The question, then, is how do companies evaluate the quality of their customer relationships, and what approaches do they use to develop and maintain strong customer relationships? We will explore the answers to these questions in greater depth throughout this course. For now, we'll touch on an approach that companies use to incorporate their customers in strategic planning and some of the tools they use to connect with them.
The basis for a strong relationship is getting to know and understand someone well enough to form a connection. The same is true for company relationships with customers. The trouble is that companies rarely have a chance to personally connect with individual customers—much less with all of their target customers.
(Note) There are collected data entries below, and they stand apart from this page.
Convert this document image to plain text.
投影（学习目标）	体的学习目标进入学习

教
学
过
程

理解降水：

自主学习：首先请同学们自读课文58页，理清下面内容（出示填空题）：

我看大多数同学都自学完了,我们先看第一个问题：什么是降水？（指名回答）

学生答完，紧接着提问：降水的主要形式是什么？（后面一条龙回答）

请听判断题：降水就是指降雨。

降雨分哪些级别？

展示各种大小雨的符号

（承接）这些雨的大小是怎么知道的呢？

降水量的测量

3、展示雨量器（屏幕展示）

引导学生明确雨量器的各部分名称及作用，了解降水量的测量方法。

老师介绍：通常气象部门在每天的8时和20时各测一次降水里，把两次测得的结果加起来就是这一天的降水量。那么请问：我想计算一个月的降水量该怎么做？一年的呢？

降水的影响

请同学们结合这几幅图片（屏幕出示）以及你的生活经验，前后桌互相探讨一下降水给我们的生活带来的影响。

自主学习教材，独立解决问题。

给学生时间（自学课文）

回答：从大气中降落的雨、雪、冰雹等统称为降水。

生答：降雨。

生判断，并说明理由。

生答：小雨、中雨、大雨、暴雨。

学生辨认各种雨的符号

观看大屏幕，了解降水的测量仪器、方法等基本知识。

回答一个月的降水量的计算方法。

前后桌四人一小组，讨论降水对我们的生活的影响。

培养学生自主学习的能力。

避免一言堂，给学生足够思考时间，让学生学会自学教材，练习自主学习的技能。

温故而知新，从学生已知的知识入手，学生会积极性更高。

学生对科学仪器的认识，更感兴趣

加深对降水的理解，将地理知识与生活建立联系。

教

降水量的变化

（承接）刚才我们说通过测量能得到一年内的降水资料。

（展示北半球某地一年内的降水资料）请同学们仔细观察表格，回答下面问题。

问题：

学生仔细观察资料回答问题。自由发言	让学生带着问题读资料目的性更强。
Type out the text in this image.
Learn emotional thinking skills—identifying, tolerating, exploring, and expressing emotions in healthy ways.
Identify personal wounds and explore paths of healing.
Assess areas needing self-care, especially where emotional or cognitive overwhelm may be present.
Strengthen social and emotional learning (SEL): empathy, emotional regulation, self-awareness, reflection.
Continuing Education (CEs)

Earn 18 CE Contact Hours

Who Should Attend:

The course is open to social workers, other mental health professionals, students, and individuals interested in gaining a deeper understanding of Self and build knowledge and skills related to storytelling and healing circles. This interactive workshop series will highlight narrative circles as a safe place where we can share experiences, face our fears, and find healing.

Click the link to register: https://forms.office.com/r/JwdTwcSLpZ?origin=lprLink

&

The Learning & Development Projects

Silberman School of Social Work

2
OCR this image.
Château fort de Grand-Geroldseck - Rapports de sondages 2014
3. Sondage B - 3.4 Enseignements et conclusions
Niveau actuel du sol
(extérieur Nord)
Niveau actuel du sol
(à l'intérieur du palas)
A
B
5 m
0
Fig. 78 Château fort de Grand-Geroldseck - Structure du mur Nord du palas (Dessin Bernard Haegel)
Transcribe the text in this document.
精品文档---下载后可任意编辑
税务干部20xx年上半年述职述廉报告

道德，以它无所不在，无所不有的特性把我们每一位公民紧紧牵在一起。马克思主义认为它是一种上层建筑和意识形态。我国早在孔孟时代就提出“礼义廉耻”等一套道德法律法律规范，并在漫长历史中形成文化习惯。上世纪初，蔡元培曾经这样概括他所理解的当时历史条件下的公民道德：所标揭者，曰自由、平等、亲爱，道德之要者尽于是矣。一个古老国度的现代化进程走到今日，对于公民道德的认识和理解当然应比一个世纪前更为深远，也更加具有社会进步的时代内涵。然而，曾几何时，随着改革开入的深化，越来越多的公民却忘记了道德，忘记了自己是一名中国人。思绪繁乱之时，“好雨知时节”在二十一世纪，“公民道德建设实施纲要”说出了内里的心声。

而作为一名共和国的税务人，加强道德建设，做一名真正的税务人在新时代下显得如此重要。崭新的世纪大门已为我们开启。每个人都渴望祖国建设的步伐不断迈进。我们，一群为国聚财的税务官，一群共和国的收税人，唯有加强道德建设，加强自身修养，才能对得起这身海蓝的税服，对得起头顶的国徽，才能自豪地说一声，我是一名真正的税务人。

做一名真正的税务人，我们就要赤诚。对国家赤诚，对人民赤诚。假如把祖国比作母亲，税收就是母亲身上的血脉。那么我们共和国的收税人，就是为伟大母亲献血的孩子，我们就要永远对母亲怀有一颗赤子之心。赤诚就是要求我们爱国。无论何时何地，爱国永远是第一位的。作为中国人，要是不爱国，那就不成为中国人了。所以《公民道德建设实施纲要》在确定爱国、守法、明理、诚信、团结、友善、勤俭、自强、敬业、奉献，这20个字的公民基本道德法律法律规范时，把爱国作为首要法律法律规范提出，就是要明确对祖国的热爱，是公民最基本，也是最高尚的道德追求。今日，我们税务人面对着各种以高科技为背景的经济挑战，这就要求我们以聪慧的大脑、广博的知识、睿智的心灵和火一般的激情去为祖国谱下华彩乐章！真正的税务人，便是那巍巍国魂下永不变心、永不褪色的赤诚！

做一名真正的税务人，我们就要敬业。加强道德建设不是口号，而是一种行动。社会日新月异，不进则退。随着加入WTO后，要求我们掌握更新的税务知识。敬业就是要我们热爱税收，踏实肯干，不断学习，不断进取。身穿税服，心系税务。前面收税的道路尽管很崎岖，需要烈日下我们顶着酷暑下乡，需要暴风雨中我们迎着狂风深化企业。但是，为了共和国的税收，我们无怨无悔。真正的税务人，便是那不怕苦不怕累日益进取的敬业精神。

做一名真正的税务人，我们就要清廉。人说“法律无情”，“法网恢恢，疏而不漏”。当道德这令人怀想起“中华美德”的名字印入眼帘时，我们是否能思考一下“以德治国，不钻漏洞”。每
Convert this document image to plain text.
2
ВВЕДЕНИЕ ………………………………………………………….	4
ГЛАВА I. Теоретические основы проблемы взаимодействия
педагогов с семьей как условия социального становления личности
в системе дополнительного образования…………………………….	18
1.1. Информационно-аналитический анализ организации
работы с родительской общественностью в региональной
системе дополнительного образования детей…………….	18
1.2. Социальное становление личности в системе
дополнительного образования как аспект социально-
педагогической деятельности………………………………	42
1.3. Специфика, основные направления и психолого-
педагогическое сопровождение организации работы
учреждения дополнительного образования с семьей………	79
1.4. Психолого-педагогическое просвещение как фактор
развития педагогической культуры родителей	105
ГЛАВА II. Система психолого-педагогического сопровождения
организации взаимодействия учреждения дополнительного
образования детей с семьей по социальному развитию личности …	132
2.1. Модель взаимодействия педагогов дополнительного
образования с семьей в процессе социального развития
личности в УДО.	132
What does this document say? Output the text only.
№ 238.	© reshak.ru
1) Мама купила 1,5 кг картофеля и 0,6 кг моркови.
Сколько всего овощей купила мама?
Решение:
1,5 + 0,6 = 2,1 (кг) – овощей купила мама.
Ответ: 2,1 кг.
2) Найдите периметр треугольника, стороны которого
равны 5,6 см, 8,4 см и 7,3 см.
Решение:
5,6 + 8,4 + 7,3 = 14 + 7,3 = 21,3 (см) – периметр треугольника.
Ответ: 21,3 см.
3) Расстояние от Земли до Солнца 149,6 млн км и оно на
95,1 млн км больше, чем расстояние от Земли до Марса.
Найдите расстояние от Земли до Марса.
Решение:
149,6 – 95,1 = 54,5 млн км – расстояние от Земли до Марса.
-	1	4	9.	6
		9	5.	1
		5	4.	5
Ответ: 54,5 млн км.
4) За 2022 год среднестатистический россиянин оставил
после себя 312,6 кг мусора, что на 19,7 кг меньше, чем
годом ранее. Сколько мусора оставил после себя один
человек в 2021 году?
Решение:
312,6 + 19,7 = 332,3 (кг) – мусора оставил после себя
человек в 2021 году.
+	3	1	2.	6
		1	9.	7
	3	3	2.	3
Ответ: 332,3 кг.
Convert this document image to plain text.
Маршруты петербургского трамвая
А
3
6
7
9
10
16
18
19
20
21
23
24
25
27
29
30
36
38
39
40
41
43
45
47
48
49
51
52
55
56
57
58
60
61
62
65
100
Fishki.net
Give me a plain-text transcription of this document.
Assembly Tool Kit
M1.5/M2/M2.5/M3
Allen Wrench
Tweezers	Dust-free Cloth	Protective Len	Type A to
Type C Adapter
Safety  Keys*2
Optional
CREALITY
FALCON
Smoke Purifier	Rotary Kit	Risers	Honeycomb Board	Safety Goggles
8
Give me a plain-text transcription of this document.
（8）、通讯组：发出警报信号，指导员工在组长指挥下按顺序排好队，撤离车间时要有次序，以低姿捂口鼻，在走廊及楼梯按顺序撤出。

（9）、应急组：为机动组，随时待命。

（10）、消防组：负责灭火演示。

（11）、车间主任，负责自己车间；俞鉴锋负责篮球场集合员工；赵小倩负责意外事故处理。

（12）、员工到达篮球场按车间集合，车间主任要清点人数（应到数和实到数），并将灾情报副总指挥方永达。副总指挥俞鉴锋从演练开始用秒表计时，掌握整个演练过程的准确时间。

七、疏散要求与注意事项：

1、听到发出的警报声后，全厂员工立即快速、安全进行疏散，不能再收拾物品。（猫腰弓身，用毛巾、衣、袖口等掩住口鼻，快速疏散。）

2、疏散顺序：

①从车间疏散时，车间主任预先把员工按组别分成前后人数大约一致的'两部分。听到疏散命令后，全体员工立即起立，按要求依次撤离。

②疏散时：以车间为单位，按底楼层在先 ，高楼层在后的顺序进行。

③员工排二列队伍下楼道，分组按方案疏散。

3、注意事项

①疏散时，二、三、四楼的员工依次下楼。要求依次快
Marketers use something called "buyer personas" to get a more accurate picture of the customers they're trying to connect with and also to help them think of customers as real people. Buyer personas are fictional, generalized representations of a company's ideal, or typical, customer. They help the marketer understand current and potential customers better. As a marketer, knowing whom you're trying to reach and attract makes it easier to tailor your content, messages, product development, and services to the specific needs, behaviors, and concerns of different groups. For example, instead of sending the same email message to all potential customers, marketers will create a unique message for different buyer personas that aligns better with their personal interests and values.
Figure 1: Buyer Persona
Typically, a buyer persona will have a name and a story, as in Figure 1, above. The story will include information about how the persona spends her time and details about her interests, her concerns or fears, and her goals. Often, the write-up will explain what the persona wants from the company and its products to help marketers to use the information consistently. Each of these details helps the marketer focus on developing relationships with real people, and that results in a more personalized marketing plan.
The strongest buyer personas are based on market research—both the information that is broadly available and information the company gathers through surveys, interviews, and observations of customer behavior.
Harley Davidson Customer Relationships
Once a company understands its buyer personas, how can it match those to real people who will buy its products or services? Today, companies use significant amounts of data and complex technology systems to create the right match in what it offers to individuals and groups of buyers.
The American Marketing Association defines customer relationship management in the following way:
A discipline in marketing combining database and computer technology with customer service and marketing communications. Customer relationship management seeks to create more meaningful one-on-one communications with the customer by applying customer data (demographic, industry, buying history, etc.) to every communications vehicle. At the simplest level, this would include personalizing e-mail or other communications with customer names. At a more complex level, customer relationship management enables a company to produce a consistent, personalized marketing communication whether the customer sees an ad, visits a Web site, or calls customer service.
Customer relationship management brings data and technology together with the marketing mix to increase the personal connection with the customer. Let's look at an example. Harley Davidson has a famously strong brand. This video provides a glimpse into the relationship that customers have with the brand and shows how a new technology is assisting the company in expanding its connection with customers.
What are some elements of the Harley Davidson buyer persona?
How is technology being used for customer relationship management?
Buyer persona. Fictional, generalized representations of an ideal customer that help a marketer understand current and potential customers better.
Customer relationships management. A discipline in marketing combining database and computer technology with customer service and marketing communications. Customer relationship management seeks to create more meaningful one-on-one communications with the customer by applying customer data (demographic, industry, buying history, etc.) to every communications vehicle.